Il Garante per l’Infanzia e l’Adolescenza della Città Metropolitana di Reggio Calabria interviene dopo l'atto ai danni della struttura sportiva
"Il grave incendio che ha colpito la sede del Centro Reggio Junior a Sant’Antonio suscita profonda amarezza e preoccupazione. Non si tratta solo di un atto contro una struttura sportiva, ma di un attacco a un luogo che, da anni, rappresenta aggregazione, crescita e formazione per tanti bambini, adolescenti e famiglie".

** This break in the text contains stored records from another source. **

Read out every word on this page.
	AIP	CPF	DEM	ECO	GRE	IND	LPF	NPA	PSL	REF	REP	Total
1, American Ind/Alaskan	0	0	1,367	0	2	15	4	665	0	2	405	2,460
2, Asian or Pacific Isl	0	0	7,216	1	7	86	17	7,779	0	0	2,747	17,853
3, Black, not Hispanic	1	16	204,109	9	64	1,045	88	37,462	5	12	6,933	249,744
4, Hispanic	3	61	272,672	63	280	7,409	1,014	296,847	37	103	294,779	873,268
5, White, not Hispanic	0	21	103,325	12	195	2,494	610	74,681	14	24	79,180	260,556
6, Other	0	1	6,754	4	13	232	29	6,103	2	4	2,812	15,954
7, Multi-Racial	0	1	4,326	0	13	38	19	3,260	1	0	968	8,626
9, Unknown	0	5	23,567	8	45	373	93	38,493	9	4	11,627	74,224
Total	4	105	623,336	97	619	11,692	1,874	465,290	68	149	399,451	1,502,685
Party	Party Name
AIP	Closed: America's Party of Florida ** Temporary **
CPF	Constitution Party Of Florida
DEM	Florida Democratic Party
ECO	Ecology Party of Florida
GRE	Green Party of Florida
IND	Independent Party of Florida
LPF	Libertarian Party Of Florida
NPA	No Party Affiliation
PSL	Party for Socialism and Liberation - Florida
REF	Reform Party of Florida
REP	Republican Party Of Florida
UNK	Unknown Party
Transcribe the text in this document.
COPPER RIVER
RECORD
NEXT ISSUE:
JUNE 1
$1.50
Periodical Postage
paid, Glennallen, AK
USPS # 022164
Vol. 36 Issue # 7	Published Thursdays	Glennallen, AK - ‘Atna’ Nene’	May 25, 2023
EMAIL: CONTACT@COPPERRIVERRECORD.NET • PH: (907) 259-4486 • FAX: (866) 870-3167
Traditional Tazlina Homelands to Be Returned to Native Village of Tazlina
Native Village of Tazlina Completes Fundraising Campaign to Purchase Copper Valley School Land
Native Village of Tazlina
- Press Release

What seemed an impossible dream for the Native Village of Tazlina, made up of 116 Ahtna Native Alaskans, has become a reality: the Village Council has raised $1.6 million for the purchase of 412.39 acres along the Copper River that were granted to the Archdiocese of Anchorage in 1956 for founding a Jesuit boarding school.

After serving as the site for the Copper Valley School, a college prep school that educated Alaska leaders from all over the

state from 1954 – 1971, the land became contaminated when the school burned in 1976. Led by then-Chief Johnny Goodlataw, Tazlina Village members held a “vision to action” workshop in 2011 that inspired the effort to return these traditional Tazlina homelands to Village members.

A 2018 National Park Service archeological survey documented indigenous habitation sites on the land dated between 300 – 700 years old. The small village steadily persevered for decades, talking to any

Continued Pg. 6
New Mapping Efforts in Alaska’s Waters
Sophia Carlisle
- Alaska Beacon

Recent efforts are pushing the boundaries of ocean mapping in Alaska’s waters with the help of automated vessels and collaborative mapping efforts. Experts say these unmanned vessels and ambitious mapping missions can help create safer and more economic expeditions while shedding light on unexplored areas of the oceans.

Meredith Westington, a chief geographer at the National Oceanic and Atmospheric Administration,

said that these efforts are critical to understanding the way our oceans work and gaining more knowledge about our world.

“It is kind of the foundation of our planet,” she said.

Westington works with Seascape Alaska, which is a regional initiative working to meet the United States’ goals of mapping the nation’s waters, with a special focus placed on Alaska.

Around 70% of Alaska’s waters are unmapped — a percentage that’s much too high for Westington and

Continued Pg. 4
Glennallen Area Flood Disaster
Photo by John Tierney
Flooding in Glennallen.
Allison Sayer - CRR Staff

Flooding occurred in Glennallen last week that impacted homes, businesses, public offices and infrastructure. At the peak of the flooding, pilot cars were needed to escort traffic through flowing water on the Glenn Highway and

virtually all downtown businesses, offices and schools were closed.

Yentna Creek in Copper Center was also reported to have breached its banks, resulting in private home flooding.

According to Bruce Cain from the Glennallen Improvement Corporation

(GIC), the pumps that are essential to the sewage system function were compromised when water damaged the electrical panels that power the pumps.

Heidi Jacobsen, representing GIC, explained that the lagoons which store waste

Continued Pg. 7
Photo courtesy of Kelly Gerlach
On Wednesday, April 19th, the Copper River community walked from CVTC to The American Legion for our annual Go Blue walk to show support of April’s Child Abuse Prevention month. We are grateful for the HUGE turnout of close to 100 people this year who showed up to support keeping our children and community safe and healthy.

Lo afferma in una nota stampa il Garante per l’Infanzia e l’Adolescenza della Città Metropolitana di Reggio Calabria, Emanuele Mattia.
"Come Garante per l’Infanzia e l’Adolescenza della Città Metropolitana di Reggio Calabria, esprimo la mia vicinanza e solidarietà alla famiglia Quartullo e a tutta la comunità sportiva coinvolta, riconoscendo il valore educativo e sociale che realtà come il Reggio Junior hanno saputo incarnare nel tempo" - dichiara.
"Lo sport è scuola di vita: insegna regole, rispetto, lealtà, spirito di squadra. Difendere questi spazi significa difendere la possibilità per i nostri giovani di crescere come cittadini responsabili e consapevoli. Per questo, condivido la necessità di una risposta ferma e unitaria da parte delle istituzioni, della società civile e di tutta la comunità reggina, affinché episodi come questo non trovino mai terreno fertile" - aggiunge.
"Rinnovo - conclude infine il Garante - l’impegno della Garante a promuovere e tutelare ogni luogo che favorisca la crescita sana dei ragazzi e invito tutti a stringersi attorno a chi oggi ha subito questo duro colpo, trasformando la solidarietà in azione concreta".